Sunday, September 20, 2015

All Alone in the Universe

Holland, Michigan light house

Tomorrow in one of my MCCC logic classes I'm going to present the "rare earth" argument concerning extraterrestrial life. This serves two purposes for me: 1) it's an example of the use of logic to formulate an argument for a belief; and 2) it's intrinsically interesting to students, many of whom are taken by the discussion. For some this is even a religious thing. Some students get pretty defensive when presented with the idea that, most likely, intelligent life does not exist outside earth. Why freak out about this possibility? Why care? But some do.

Years ago I read Ward and Brownlee's Rare Earth: Why Complex Life is Uncommon in the Universe. Here's the argument:

 1) Complex life is very fragile, and can only exist in a habitable zone.

2) A habitable zone suitable for complex life has many rare earth factors that have come together and appear fine-tuned for complex life.

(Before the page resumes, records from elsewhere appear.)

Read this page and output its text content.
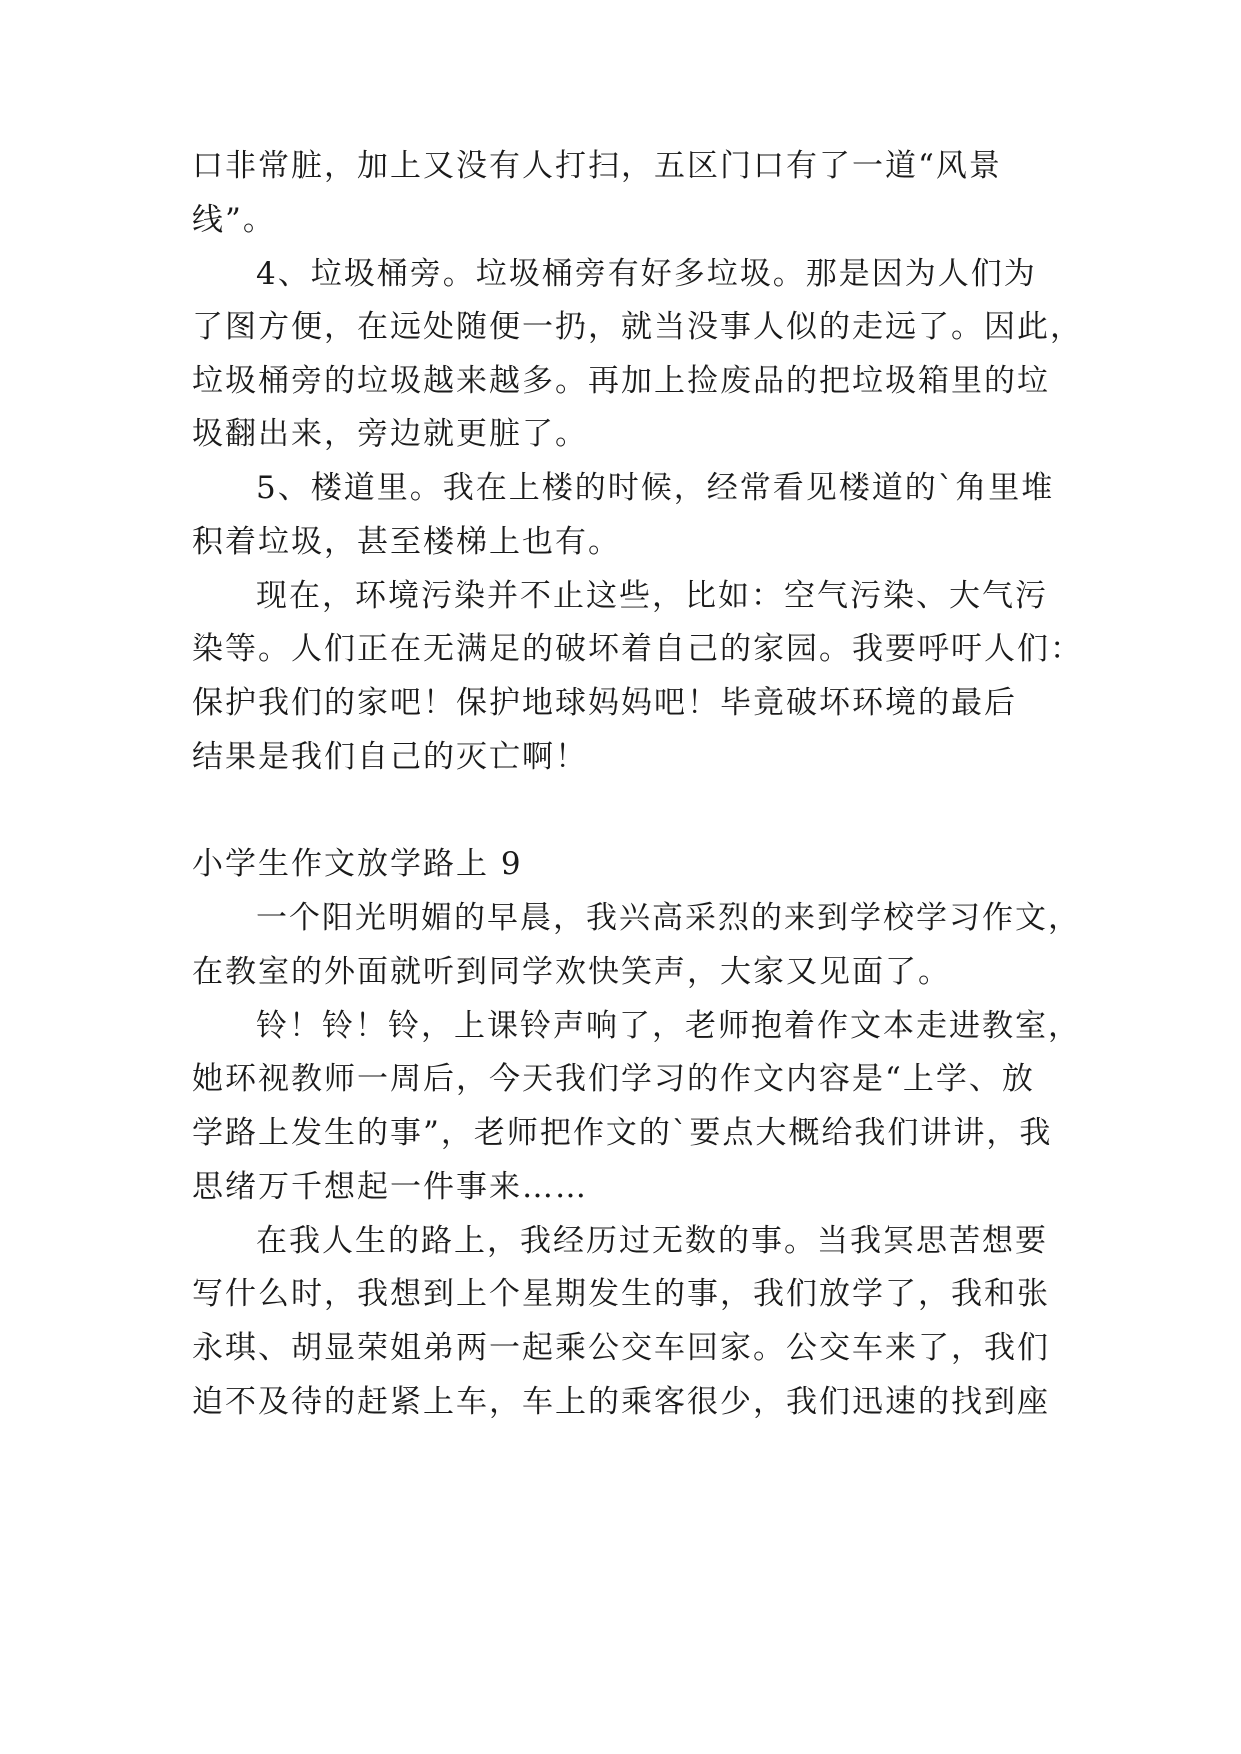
口非常脏，加上又没有人打扫，五区门口有了一道“风景
线”。
4、垃圾桶旁。垃圾桶旁有好多垃圾。那是因为人们为
了图方便，在远处随便一扔，就当没事人似的走远了。因此，
垃圾桶旁的垃圾越来越多。再加上捡废品的把垃圾箱里的垃
圾翻出来，旁边就更脏了。
5、楼道里。我在上楼的时候，经常看见楼道的`角里堆
积着垃圾，甚至楼梯上也有。
现在，环境污染并不止这些，比如：空气污染、大气污
染等。人们正在无满足的破坏着自己的家园。我要呼吁人们：
保护我们的家吧！保护地球妈妈吧！毕竟破坏环境的最后
结果是我们自己的灭亡啊！
小学生作文放学路上 9
一个阳光明媚的早晨，我兴高采烈的来到学校学习作文，
在教室的外面就听到同学欢快笑声，大家又见面了。
铃！铃！铃，上课铃声响了，老师抱着作文本走进教室，
她环视教师一周后，今天我们学习的作文内容是“上学、放
学路上发生的事”，老师把作文的`要点大概给我们讲讲，我
思绪万千想起一件事来……
在我人生的路上，我经历过无数的事。当我冥思苦想要
写什么时，我想到上个星期发生的事，我们放学了，我和张
永琪、胡显荣姐弟两一起乘公交车回家。公交车来了，我们
迫不及待的赶紧上车，车上的乘客很少，我们迅速的找到座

3) The odds of such factors is astronomical. (That is, of them coming together randomly. If there are other such planets, it would be astounding on the random approach, and would argue for the existence of God.)

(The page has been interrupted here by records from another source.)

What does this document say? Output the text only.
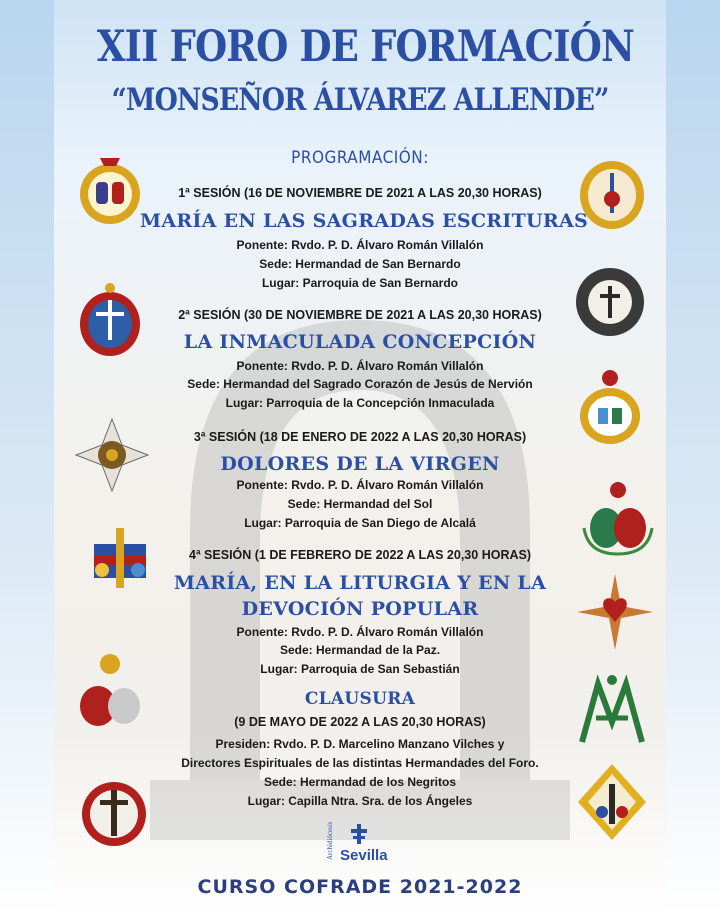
XII FORO DE FORMACIÓN
“MONSEÑOR ÁLVAREZ ALLENDE”
PROGRAMACIÓN:
1ª SESIÓN (16 DE NOVIEMBRE DE 2021 A LAS 20,30 HORAS)
MARÍA EN LAS SAGRADAS ESCRITURAS
Ponente: Rvdo. P. D. Álvaro Román Villalón
Sede: Hermandad de San Bernardo
Lugar: Parroquia de San Bernardo
2ª SESIÓN (30 DE NOVIEMBRE DE 2021 A LAS 20,30 HORAS)
LA INMACULADA CONCEPCIÓN
Ponente: Rvdo. P. D. Álvaro Román Villalón
Sede: Hermandad del Sagrado Corazón de Jesús de Nervión
Lugar: Parroquia de la Concepción Inmaculada
3ª SESIÓN (18 DE ENERO DE 2022 A LAS 20,30 HORAS)
DOLORES DE LA VIRGEN
Ponente: Rvdo. P. D. Álvaro Román Villalón
Sede: Hermandad del Sol
Lugar: Parroquia de San Diego de Alcalá
4ª SESIÓN (1 DE FEBRERO DE 2022 A LAS 20,30 HORAS)
MARÍA, EN LA LITURGIA Y EN LA
DEVOCIÓN POPULAR
Ponente: Rvdo. P. D. Álvaro Román Villalón
Sede: Hermandad de la Paz.
Lugar: Parroquia de San Sebastián
CLAUSURA
(9 DE MAYO DE 2022 A LAS 20,30 HORAS)
Presiden: Rvdo. P. D. Marcelino Manzano Vilches y
Directores Espirituales de las distintas Hermandades del Foro.
Sede: Hermandad de los Negritos
Lugar: Capilla Ntra. Sra. de los Ángeles
Archidiócesis Sevilla
CURSO COFRADE 2021-2022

4) Therefore, intelligent life probably exists only on Earth and nowhere else in the universe.

Note: this is a probableistic arguments which renders the massive size of our universe irrelevant.

See also the rare earth work done by Harvard's Howard Smith. See, e.g., Smith's "On Living Alone in the Universe: New Indications of our Probable Solution." The bullets are:

  • Very few planets in our neighborhood are suitable and stable enough to nurture life to evolve and become intelligent.
  • We are alone in the universe for all practical purposes. "We are not likely to make contact with an alien intelligence, or even to know if one exists, for at least 100 human generations and perhaps for very much longer."
  • The “Misanthropic Principle” is the observation that, in a universe whose physical parameters are amazingly well suited for intelligent life (the “Anthropic Principle”), the environments and situations necessary for intelligence to develop are extraordinarily rare."
Smith places rare earth factors into four essential ones: "(1) Stability: a suitable planet’s orbit must be stable, that is, sufficiently circular or otherwise unchanging so that it remains suitable not only for one revolution around its star, but for the billions of years it takes for intelligence to evolve. The star it orbits must be stable in size and radiative output for this long too. (2) Habitability - Water: a suitable planet must reside in the  "habitable zone" of  
the star, that is, at a distance from the star where the temperatures allow water to be liquid – or else have some other mechanism to maintain liquid water. (3) Planetary Mass: The planet must be massive enough that its gravity can hold an atmosphere, but not so massive that plate tectonics are inhibited, since geological processing and its important consequences will be reduced. (4) Composition: The planet must be rich in all the key elements needed to build complex molecules (carbon for example), but also including heavy elements like iron, silicon, etc., that are perhaps not needed for making life itself but that are essential for an environment that can host intelligent life."

Smith's essay develops the four areas.

Ward and Brownlee's rare earth factors are:  

  • Right distance from a star;
  • habitat for complex life;
  • liquid water near surface; 
  • far enough to avoid tidal lock; 
  • right mass of star with long enough lifetime and not too much ultraviolet; 
  • stable planetary orbits; 
  • right planet mass to maintain atmosphere and ocean with a solid molten core and enough heat for plate tectonics; 
  • a Jupiter-like neighbor to clear out comets and asteroids; 
  • plate tectonics to build up land mass, enhance bio-diversity, and enable a magnetic field; 
  • not too much, nor too little ocean; 
  • a large moon at the right distance to stabilize tilt; a small Mars-like neighbor as possible source to seed Earth-like planet; maintenance of adequate temperature, composition and pressure for plants and animals; 
  • a galaxy with enough heavy elements, not too small, ellipyical or irregular; 
  • right position the galaxy; 
  • few giant impacts like had 65 million years ago; 
  • enough carbon for life, but not enough for runaway greenhouse effect; 
  • evolution of oxygen and photosynthesis; 
  • and, of course, biological evolution.
It's 10 PM in Michigan. I think I'll step outside and look up at the stars, and think of the fact that we're all alone in the universe.